If you’re looking to just pick one app and stick with it, go with Rocket Languages.
However, that being said, there is some value to Duolingo—mostly as a supplement. In fact, that’s actually how I use Duolingo today. In my opinion, Duolingo makes for a nice complementary tool, as you can fill in gaps with their quick lessons and hammer vocab.
I would personally suggest using Rocket as your main program (perhaps doing 2-4 lessons per week), then rounding it out with a Duolingo lesson here and there to keep you motivated and building your vocab.
After testing each program, our team firmly believes that Rocket Languages offers the more comprehensive and effective language courses from top to bottom. Duolingo offers value, but Rocket’s program is better overall.

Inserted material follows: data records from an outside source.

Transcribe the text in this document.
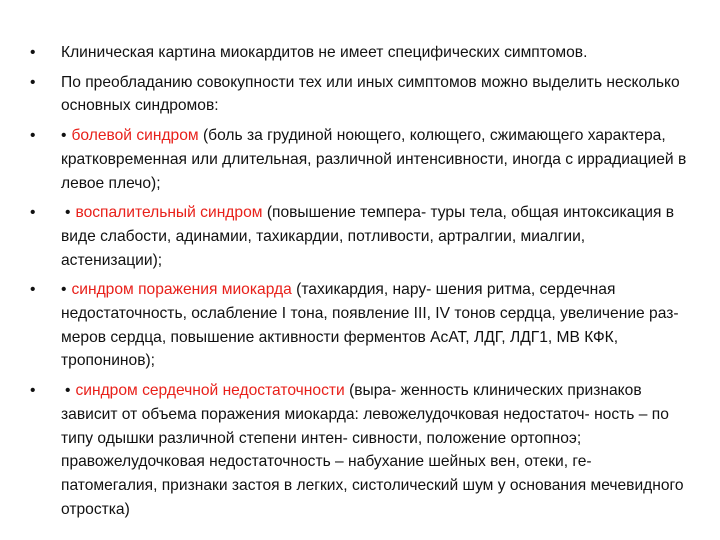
•	Клиническая картина миокардитов не имеет специфических симптомов.
•	По преобладанию совокупности тех или иных симптомов можно выделить несколько основных синдромов:
•	• болевой синдром (боль за грудиной ноющего, колющего, сжимающего характера, кратковременная или длительная, различной интенсивности, иногда с иррадиацией в левое плечо);
•	• воспалительный синдром (повышение темпера- туры тела, общая интоксикация в виде слабости, адинамии, тахикардии, потливости, артралгии, миалгии, астенизации);
•	• синдром поражения миокарда (тахикардия, нару- шения ритма, сердечная недостаточность, ослабление I тона, появление III, IV тонов сердца, увеличение раз- меров сердца, повышение активности ферментов АсАТ, ЛДГ, ЛДГ1, МВ КФК, тропонинов);
•	• синдром сердечной недостаточности (выра- женность клинических признаков зависит от объема поражения миокарда: левожелудочковая недостаточ- ность – по типу одышки различной степени интен- сивности, положение ортопноэ; правожелудочковая недостаточность – набухание шейных вен, отеки, ге- патомегалия, признаки застоя в легких, систолический шум у основания мечевидного отростка)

Lesson format is one of the key differentiators between Rocket and Duolingo. The Rocket lessons are much more comprehensive and center around interactive audio lessons, while the Duolingo lessons are much shorter and consist of several quick practice drills.
Yes, the Rocket Spanish program is much more comprehensive than the Spanish course from Duolingo. With in-depth audio lessons, Rocket Spanish is more immersive and effective.